Chicken Haka Noodles



Serves 4

  • 3 tbsp oil, 200 gm shredded chicken
  •  1 tsp chilli powder, 4-5 flakes garlic - crushed
  •  2-3 spring onions - shredded diagonally, 1 capsicum - shredded
  • 1 medium-sized carrot - shredded, 50 gm cabbage - shredded
  •  3-4 tbsp bean sprouts, 2 tbsp shredded bamboo 
  • 1 tbsp shredded mushrooms 
  • 2 tbsp soya sauce, 2 tsp vinegar, 1 cup chicken stock 
  • ½ tsp Ajinomoto (optional), ½ tsp each of salt, sugar & pepper 
  • 1-2 tbsp cornflour dissolved in ½ cup water

NOODLES


  • 100 gm noodles, ½ tsp chilli powder
  • ½ tsp salt, 2 dried red chillies, 2 tsp soya sauce, 3-4 tbsp oil

  1. Shred vegetables. In a frying pan, heat 3 tbsp oil, reduce heat and add chilli powder. Add garlic. Add the chicken pieces. Fry for 1-2 minutes to a pale colour.
  2.  Add onion, bean sprouts, bamboo shoots, mushrooms, capsicum, carrot and then cabbage. Stir fry for 1-2 minutes. Reduce heat and add the stock and all the other ingredients, except cornflour paste.
  3.  Give one boil and add cornflour paste. Cook till the sauce turns thick.
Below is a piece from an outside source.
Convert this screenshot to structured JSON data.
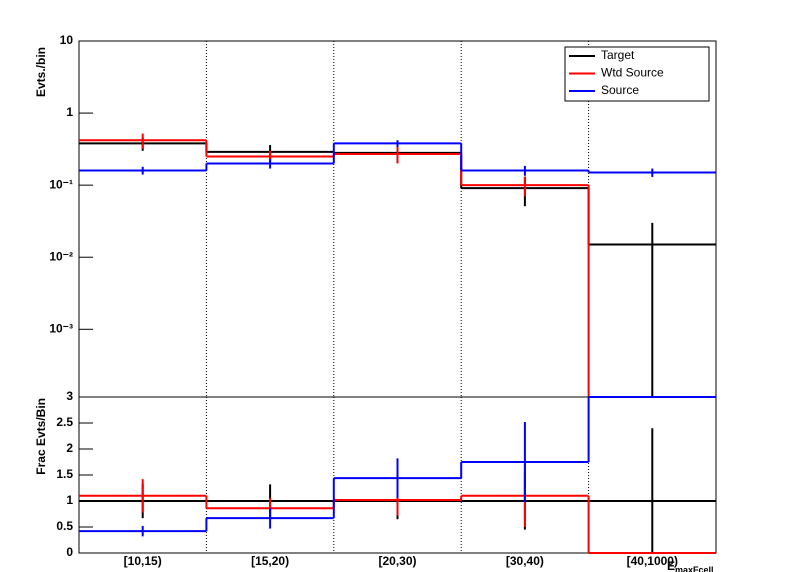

Remove from fire and keep aside.
  4. To boil the noodles, boil 5-6 cups water with 1 tsp salt. Boil the noodles in salted water for 3-4 minutes. Drain the water. Put the noodles under running water. Rub a little oil over the noodles. Spread on a tray to cool.
  5.  In a frying pan heat oil, reduce heat, add broken chillies and then chilli powder. Mix in the boiled noodles. Add salt and soya sauce. Stir fry for 2 minutes. 
  6. To serve, put noodles on a platter. Pour warm vegetables and chicken over it.